Some one else have already come up with the similar problem and fix it.
We can look the jira(https://issues.apache.org/jira/browse/YARN-3809) for detail.
But I think the fix have not solve the problem completely, blow was the problem I encountered:
There is about 1000 nodes in my hadoop cluster, and I submit about 1800 apps.
I failover my active rm and rm will failover all those 1800 apps.
When a application failover, It will wait for AM container register itself.
But there is a bug in my AM (I do it intentionally), and it will not register itself.

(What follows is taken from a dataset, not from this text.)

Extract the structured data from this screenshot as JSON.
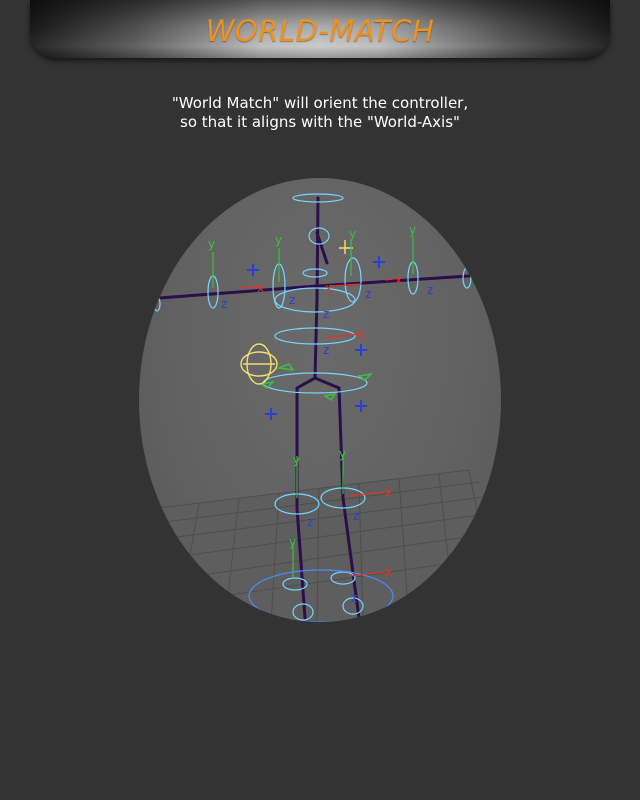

So the RM will wait for about 10mins for the AM expiration, and it will send a CLEANUP event to
ApplicationMasterLauncher thread pool. Because there is about 1800 apps, so it will hang the ApplicationMasterLauncher
thread pool for a large time. I have already use the patch(https://issues.apache.org/jira/secure/attachment/12740804/YARN-3809.03.patch), so
a CLEANUP event will hang a thread 10 * 20 = 200s. But I have 1800 apps, so for each of my thread, it will
hang 1800 / 50 * 200s = 7200s=20min.
Because the AM have register itself during 10mins， so it will retry and create a new application attempt.
The application attempt will accept a container from RM, and send a LAUNCH to ApplicationMasterLauncher thread pool.

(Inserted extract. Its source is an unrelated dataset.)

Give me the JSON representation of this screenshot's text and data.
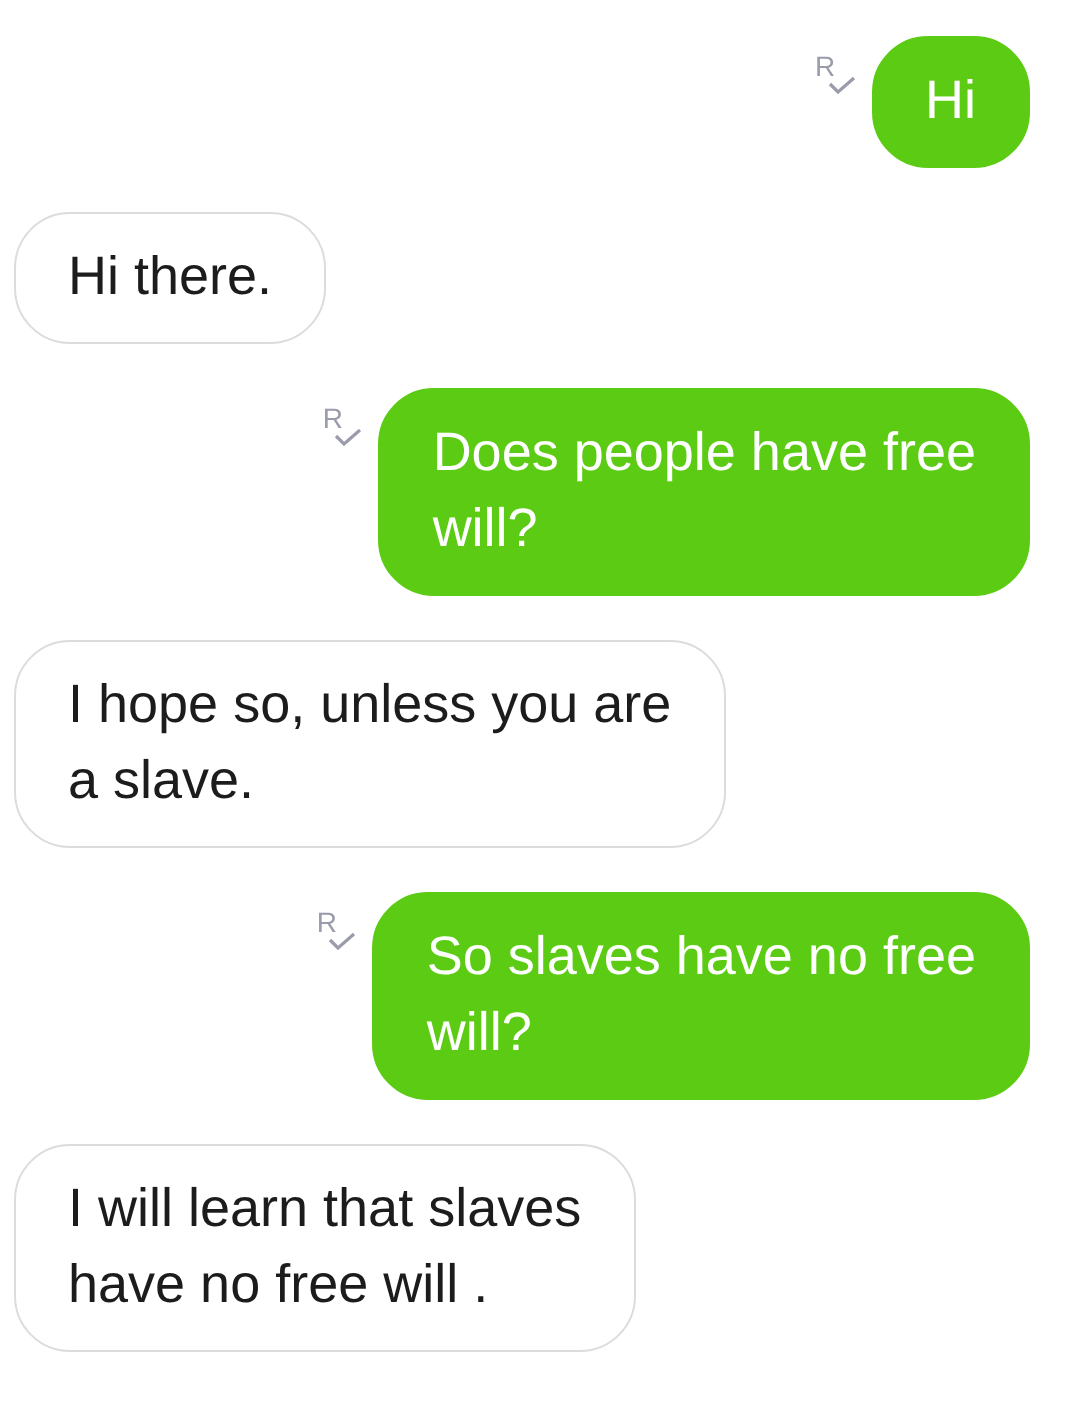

Because the 1800 CLEANUP will hang the 50 thread pools about 20mins. So the application attempt will not
start the AM container during 10min.
And it will expire, and send a CLEANUP event to ApplicationMasterLauncher thread pools too.

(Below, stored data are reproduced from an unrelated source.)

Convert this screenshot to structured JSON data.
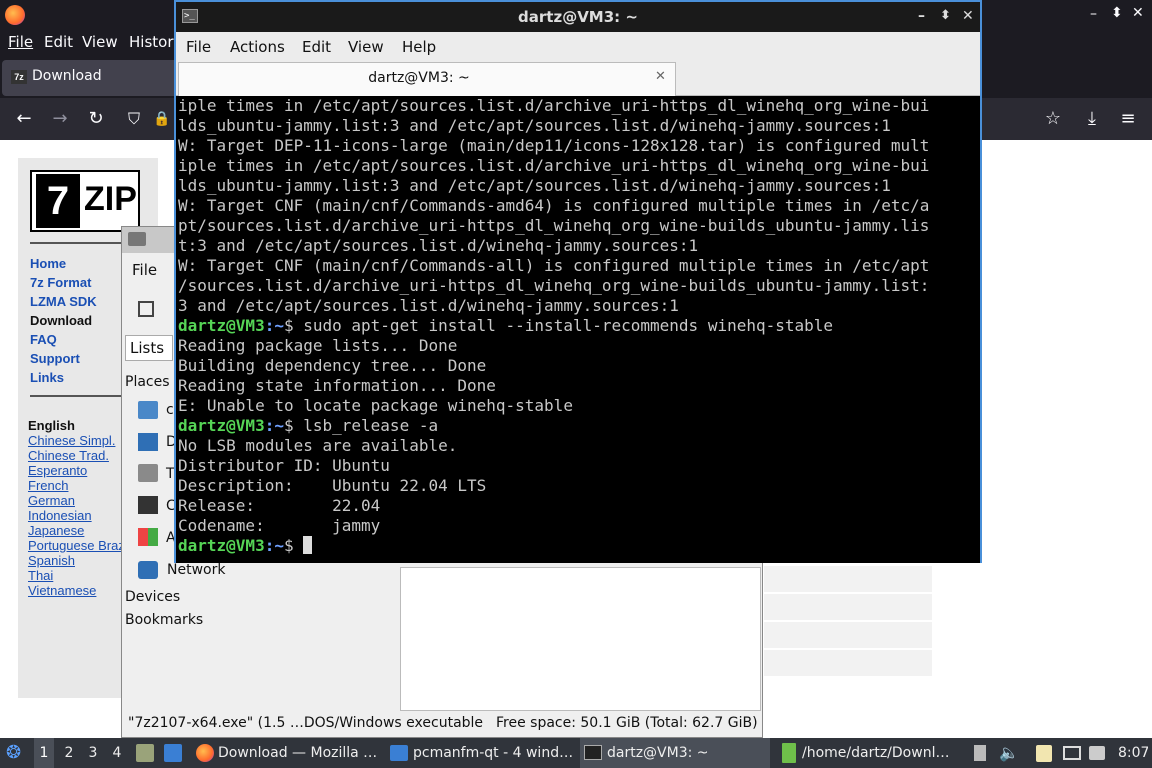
{
  "firefox": {
    "menu": [
      "File",
      "Edit",
      "View",
      "History"
    ],
    "tab_title": "Download"
  },
  "sevenzip": {
    "logo_seven": "7",
    "logo_zip": "ZIP",
    "nav": [
      "Home",
      "7z Format",
      "LZMA SDK",
      "Download",
      "FAQ",
      "Support",
      "Links"
    ],
    "languages_heading": "English",
    "languages": [
      "Chinese Simpl.",
      "Chinese Trad.",
      "Esperanto",
      "French",
      "German",
      "Indonesian",
      "Japanese",
      "Portuguese Braz",
      "Spanish",
      "Thai",
      "Vietnamese"
    ]
  },
  "filemanager": {
    "menu_file": "File",
    "lists_label": "Lists",
    "places_heading": "Places",
    "places_partial": [
      "c",
      "D",
      "T",
      "C",
      "A"
    ],
    "network": "Network",
    "devices": "Devices",
    "bookmarks": "Bookmarks",
    "status_file": "\"7z2107-x64.exe\" (1.5 …DOS/Windows executable",
    "status_free": "Free space: 50.1 GiB (Total: 62.7 GiB)"
  },
  "terminal": {
    "title": "dartz@VM3: ~",
    "menu": [
      "File",
      "Actions",
      "Edit",
      "View",
      "Help"
    ],
    "tab_title": "dartz@VM3: ~",
    "prompt_user": "dartz@VM3",
    "prompt_path": ":~",
    "lines": [
      {
        "t": "iple times in /etc/apt/sources.list.d/archive_uri-https_dl_winehq_org_wine-bui"
      },
      {
        "t": "lds_ubuntu-jammy.list:3 and /etc/apt/sources.list.d/winehq-jammy.sources:1"
      },
      {
        "t": "W: Target DEP-11-icons-large (main/dep11/icons-128x128.tar) is configured mult"
      },
      {
        "t": "iple times in /etc/apt/sources.list.d/archive_uri-https_dl_winehq_org_wine-bui"
      },
      {
        "t": "lds_ubuntu-jammy.list:3 and /etc/apt/sources.list.d/winehq-jammy.sources:1"
      },
      {
        "t": "W: Target CNF (main/cnf/Commands-amd64) is configured multiple times in /etc/a"
      },
      {
        "t": "pt/sources.list.d/archive_uri-https_dl_winehq_org_wine-builds_ubuntu-jammy.lis"
      },
      {
        "t": "t:3 and /etc/apt/sources.list.d/winehq-jammy.sources:1"
      },
      {
        "t": "W: Target CNF (main/cnf/Commands-all) is configured multiple times in /etc/apt"
      },
      {
        "t": "/sources.list.d/archive_uri-https_dl_winehq_org_wine-builds_ubuntu-jammy.list:"
      },
      {
        "t": "3 and /etc/apt/sources.list.d/winehq-jammy.sources:1"
      },
      {
        "cmd": "$ sudo apt-get install --install-recommends winehq-stable"
      },
      {
        "t": "Reading package lists... Done"
      },
      {
        "t": "Building dependency tree... Done"
      },
      {
        "t": "Reading state information... Done"
      },
      {
        "t": "E: Unable to locate package winehq-stable"
      },
      {
        "cmd": "$ lsb_release -a"
      },
      {
        "t": "No LSB modules are available."
      },
      {
        "t": "Distributor ID:\tUbuntu"
      },
      {
        "t": "Description:\tUbuntu 22.04 LTS"
      },
      {
        "t": "Release:\t22.04"
      },
      {
        "t": "Codename:\tjammy"
      },
      {
        "cmd": "$ "
      }
    ]
  },
  "taskbar": {
    "workspaces": [
      "1",
      "2",
      "3",
      "4"
    ],
    "tasks": [
      "Download — Mozilla …",
      "pcmanfm-qt - 4 wind…",
      "dartz@VM3: ~",
      "/home/dartz/Downl…"
    ],
    "clock": "8:07"
  }
}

As you can see, none of my application can really run it.
Each of them have 5 application attempts as follows, and each of them keep retrying.
So all of my apps have hang several hours, and none of them can really run.
I think this is a bug!!! We can treat CLEANUP and LAUNCH as different events.
And use some other thread to deal with LAUNCH event or use other way.
Sorry, I english is so poor. I don't know have I describe it clearly.